Friday, January 14, 2011

Statement Enclosed



I saw an excellent post this morning by Amanda at Declassified Adoptee. She was talking about silence and success. Of course this was from the adoptee point of view but I could certainly relate from the mother's perspective.

"The notion that "not talking about it" means a person has not thought about it or experience difficulty, or that their silence means that there is no different experience or difficulty for anyone, is absurd."

Oh, so true.

"And then comes you're ever popular, heard-it-a-million-times, "I know someone who is adopted and they're fine with it; they never talk about it." After hearing/reading this response so many times, I wonder why it is, to so many people, that being silent about such a big thing is a sign of success in an adoption?"

It could have just as easily read "I know someone who is a natural mother....." This is something I found when I started talking about adoption with people - the shock that they express when finding out that I wasn't just fine with the whole notion of adoption. Like adoptees, we didn't go around talking about our experience as mothers. Some of us were silent for literally decades. So, if we were silent for so many years, how were people to know what it was like for us? On one hand I can understand why someone would be surprised at how we feel and felt about the experience. Actually, if we call it what it really was - abuse, maybe people would think a little differently about it.

On the other hand though, I have trouble understanding how people could not know that surrendering a child for adoption is devastating. I've had a woman tell me that she had no idea I experienced such pain or that the pain continues for years. This was coming from a woman who is a mother herself. This is common and I don't know why. How can someone who experienced pregnancy, childbirth and raising children not know that losing a child hurts like hell and keeps on hurting? Just because I haven't gone through life beating my chest and sobbing daily doesn't mean I'm fine with what happened. I guess this is what's missing - something as simple as the thought - "I wonder what that would be like" and then mentally and emotionally be in that person's shoes for a while. We not only need our stories to be out there so people have knowledge, we also need some more imagination in the world, imagining what life is or was like for other people.

As I've written about before, many of us kept silent because were told to, because we were shamed into silence. Well, I think a lot of people prefer that we stay quiet. Being quiet about the abuse means they don't have to imagine what that would've been like. No one wants to feel pain. That's what we're about, finding pleasure and avoiding pain. If they don't hear about it they don't have to feel it. They also don't have to feel guilt depending on the connection to adoption. They don't have to feel obligation to do anything about the injustices. It's just plain easier to not deal with it at all. So the message is......all of you people who are unhappy with the way things happened or the way things are happening now, just go away.

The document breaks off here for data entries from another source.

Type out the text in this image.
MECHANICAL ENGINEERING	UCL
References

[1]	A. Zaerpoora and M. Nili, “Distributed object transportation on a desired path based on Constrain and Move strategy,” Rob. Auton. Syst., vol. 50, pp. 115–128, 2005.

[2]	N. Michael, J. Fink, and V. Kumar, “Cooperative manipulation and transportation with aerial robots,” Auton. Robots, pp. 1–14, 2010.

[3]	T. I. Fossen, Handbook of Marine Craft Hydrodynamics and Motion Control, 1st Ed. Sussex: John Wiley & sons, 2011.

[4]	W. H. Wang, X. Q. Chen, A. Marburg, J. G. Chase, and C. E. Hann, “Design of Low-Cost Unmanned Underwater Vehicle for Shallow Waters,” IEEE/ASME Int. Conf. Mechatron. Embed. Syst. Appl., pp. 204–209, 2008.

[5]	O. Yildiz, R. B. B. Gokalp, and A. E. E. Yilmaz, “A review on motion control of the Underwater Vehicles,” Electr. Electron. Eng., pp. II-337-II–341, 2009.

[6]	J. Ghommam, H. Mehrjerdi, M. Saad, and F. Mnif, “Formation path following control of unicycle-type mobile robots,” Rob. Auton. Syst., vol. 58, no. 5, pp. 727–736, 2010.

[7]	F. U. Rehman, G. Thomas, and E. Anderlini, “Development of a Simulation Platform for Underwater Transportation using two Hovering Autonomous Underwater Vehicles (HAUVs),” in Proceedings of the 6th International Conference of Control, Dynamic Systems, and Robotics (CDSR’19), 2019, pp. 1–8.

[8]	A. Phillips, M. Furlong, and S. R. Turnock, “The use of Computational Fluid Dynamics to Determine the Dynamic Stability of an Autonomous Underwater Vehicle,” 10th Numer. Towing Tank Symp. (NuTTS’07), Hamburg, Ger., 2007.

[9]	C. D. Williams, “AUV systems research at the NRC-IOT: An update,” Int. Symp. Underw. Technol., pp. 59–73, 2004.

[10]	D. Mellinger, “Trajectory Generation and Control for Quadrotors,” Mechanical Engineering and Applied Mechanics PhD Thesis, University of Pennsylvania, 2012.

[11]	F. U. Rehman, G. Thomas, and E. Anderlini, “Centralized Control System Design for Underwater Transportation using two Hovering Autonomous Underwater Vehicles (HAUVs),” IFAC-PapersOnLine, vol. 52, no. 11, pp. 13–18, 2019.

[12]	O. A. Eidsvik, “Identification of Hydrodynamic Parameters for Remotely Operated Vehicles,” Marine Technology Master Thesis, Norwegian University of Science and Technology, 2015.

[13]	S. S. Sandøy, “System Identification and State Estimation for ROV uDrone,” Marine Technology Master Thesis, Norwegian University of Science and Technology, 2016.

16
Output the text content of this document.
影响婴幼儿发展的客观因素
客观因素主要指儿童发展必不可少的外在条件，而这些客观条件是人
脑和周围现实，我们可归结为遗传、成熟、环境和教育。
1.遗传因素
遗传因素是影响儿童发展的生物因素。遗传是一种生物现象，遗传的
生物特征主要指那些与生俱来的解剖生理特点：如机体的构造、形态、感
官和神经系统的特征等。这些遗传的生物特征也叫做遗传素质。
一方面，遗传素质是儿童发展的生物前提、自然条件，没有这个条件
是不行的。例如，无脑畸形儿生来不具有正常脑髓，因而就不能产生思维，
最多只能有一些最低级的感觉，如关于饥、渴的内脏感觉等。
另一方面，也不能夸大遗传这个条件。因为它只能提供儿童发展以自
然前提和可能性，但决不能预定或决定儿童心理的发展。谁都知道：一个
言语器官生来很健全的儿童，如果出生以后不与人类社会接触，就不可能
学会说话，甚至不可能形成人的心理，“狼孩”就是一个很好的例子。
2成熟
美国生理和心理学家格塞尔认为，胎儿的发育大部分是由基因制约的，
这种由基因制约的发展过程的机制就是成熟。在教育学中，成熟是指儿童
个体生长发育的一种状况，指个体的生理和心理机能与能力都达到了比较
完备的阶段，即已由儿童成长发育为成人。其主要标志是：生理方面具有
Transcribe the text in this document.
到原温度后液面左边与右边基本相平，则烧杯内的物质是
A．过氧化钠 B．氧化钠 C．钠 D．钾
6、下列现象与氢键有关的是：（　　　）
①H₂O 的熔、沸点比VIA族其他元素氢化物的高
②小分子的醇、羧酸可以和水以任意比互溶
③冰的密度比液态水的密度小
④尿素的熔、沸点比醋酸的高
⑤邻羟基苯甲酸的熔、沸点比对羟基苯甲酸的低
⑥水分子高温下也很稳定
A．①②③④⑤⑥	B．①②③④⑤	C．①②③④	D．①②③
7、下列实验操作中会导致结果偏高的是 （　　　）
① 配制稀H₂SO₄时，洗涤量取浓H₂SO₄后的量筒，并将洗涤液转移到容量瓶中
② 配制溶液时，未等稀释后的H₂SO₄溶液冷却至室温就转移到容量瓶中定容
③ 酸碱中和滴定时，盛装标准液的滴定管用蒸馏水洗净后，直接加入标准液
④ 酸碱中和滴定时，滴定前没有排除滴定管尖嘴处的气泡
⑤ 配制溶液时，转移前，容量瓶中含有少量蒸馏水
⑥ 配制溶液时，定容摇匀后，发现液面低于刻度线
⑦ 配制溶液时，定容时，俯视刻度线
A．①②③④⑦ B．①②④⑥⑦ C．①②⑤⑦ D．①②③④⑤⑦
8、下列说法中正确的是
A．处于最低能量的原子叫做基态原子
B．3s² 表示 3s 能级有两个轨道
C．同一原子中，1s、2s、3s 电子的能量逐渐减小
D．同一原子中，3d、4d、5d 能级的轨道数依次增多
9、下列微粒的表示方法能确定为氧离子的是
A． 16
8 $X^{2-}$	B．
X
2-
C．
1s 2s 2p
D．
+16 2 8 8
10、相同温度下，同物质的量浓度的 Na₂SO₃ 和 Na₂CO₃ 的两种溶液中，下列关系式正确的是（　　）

Well, no such luck. A lot of people involved with adoption have no intention of disappearing. There's a statement enclosed.

1 comment:

  1. :-)

    You're right, people don't want to hear about it because they don't want to have to acknowledge another person's pain. Especially when it challenges their view of adoption if they've held a previous positive opinion of it or only viewed adoption from their own perspective and not another's. It's sad people are glad when others are not talking about the challenges they've faced.